The mama relaxed, closed her eyes and nodded, leaning back into my hands that were massaging her back. After that, there was no turning back. She got in the tub. Maybe 20 minutes later, she turned to me, eyes wide, and said, “I can feel the baby’s head!” 20 intense minutes after that, with the nurses scurrying the whole time to get the mama out of the tub and into the bed (despite the midwife’s assurances that an upright birth would have been just fine), a beautiful, healthy baby was born.

So, total time from when she first said she wanted an epidural to time of birth was less than an hour. All she really needed as a calm, confident midwife who believed in her inherent strength to birth this baby.

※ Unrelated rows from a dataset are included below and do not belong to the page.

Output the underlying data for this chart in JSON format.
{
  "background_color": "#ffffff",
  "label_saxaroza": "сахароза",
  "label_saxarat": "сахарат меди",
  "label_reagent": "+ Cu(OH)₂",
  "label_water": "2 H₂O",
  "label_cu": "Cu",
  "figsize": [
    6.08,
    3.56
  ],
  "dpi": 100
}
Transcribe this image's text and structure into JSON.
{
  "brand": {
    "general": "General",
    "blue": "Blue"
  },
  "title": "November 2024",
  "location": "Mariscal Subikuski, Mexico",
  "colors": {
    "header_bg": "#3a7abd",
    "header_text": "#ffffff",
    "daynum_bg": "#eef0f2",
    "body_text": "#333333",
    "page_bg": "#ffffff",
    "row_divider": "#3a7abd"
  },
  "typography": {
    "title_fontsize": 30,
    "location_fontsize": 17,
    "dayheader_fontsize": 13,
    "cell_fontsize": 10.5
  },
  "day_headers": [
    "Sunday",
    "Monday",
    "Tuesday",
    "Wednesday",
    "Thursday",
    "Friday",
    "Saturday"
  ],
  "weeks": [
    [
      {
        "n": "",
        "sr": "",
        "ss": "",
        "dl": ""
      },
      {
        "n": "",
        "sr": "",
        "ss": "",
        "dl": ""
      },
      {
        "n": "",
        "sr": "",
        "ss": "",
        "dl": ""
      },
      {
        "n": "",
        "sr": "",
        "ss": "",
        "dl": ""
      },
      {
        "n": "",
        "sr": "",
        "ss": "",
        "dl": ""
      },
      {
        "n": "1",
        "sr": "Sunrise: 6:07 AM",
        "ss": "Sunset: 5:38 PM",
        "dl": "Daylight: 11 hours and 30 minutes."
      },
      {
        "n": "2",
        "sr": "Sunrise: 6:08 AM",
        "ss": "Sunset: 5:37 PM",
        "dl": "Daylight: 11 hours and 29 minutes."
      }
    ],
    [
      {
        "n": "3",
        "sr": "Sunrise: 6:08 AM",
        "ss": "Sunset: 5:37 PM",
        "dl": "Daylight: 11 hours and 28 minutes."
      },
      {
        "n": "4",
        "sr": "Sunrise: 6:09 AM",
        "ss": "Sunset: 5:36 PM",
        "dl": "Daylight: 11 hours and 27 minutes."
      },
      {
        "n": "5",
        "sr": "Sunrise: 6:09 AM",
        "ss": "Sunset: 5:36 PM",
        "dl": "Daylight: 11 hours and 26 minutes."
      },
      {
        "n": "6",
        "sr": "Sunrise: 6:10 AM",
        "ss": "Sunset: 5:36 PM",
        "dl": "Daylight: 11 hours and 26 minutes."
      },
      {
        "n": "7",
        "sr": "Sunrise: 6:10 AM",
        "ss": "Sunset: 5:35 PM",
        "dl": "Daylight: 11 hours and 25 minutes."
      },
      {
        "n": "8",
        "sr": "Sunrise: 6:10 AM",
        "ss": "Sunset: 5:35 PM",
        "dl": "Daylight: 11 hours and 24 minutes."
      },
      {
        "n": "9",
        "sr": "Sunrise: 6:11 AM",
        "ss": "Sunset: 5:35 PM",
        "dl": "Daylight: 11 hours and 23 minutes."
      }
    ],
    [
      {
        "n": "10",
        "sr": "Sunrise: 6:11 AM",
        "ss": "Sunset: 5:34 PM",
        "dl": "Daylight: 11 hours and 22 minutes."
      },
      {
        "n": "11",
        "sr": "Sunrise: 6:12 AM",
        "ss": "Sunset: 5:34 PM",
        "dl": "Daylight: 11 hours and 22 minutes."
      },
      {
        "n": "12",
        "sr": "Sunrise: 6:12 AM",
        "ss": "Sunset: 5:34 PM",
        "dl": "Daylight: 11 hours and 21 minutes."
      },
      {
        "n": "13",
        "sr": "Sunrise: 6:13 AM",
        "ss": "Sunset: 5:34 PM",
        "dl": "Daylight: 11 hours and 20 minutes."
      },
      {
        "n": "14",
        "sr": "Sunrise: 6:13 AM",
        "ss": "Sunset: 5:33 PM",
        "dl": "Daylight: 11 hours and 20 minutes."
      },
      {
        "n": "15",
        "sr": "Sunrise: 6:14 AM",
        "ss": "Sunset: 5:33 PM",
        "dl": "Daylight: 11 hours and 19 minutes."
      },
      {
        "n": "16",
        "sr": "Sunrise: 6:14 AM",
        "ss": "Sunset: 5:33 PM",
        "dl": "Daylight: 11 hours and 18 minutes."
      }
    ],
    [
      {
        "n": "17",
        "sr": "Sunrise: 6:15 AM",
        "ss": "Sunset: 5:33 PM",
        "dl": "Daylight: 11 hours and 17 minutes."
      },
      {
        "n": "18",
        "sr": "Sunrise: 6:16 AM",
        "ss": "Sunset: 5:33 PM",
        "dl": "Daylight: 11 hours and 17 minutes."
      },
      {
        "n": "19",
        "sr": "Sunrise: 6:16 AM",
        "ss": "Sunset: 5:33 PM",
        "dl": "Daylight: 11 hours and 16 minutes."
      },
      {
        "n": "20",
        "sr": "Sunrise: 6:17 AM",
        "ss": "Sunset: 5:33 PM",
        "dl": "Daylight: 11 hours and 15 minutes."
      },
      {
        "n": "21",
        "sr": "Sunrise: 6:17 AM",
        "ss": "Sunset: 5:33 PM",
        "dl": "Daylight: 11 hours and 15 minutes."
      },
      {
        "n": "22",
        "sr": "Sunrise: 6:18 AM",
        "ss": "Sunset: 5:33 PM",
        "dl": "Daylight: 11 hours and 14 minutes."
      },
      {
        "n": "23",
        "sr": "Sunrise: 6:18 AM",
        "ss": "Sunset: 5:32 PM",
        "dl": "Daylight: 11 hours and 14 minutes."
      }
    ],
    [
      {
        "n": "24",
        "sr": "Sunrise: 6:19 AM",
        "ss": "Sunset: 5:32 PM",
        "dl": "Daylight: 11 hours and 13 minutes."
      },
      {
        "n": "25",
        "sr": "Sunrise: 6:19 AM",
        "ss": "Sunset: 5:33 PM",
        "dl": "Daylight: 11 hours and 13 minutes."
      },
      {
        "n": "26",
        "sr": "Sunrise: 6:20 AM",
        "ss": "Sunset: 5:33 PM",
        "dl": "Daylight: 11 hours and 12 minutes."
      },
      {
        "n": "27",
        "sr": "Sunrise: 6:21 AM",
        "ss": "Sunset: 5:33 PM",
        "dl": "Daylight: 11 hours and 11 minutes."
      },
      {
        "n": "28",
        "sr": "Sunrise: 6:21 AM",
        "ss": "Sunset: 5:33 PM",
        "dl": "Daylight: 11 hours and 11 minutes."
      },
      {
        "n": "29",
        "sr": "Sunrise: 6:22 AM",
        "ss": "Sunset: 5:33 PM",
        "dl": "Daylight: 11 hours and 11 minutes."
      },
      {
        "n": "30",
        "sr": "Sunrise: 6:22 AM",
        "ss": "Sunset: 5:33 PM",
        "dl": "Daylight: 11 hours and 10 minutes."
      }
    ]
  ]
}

I cringe to think what might have happened if the had walked in 15 minutes later.  This mama wouldn’t have been consenting in an informed, empowered way to anything but the sparse information bordering on opinion that the anesthesiologist was giving her.

As ACOG Committee on Ethics notes:

It [informed consent] is a means not only to the responsible participation by patients in their own medical care but also to a relationship between physician (or any medical caregiver) and patient. From this perspective, it is possible to see the contradictions inherent in an approach to informed consent that would, for example:

  • Lead a physician (or anyone else) to say of a patient, “I consented the patient”
  • Assume that informed consent is achieved simply by the signing of a document
  • Consider informed consent primarily as a safeguard for physicians against professional liability

I was so deeply disappointed in the treatment this mama received as a non-native English speaker…and it has me all fired up and thinking about how I would have done things differently had I been in the anesthesiologist’s shoes.

A few thoughts:

  • For starters, I would not have spoken to her during contractions and would have asked the translator to pause as well. Who the heck thinks that you can meaningfully “consent” to anything in the middle of a whopping contraction that’s making you want pain meds in the first place?!
  • I would have clearly and simply described the process of getting an epidural and its intended affects (numbing of sensation), as well as the type of medication used.
  • I would have outlined the top potential risks/complications and their rates.
  • I would have described the other interventions/consequences that come with an epidural: continuous monitoring, blood pressure checks, immobility, urinary catheters.
  • And I would have described alternative comfort measures, both pharmacological and otherwise.
  • And yes, I would have done all these things, even though with a translator, it may have taken longer.

I’m curious to hear other folks’ experiences with informed consent for those who do not speak English as a first language. Whether as a doula or midwife, how do you see your role? Does anything change in your need or desire to advocate for the patient?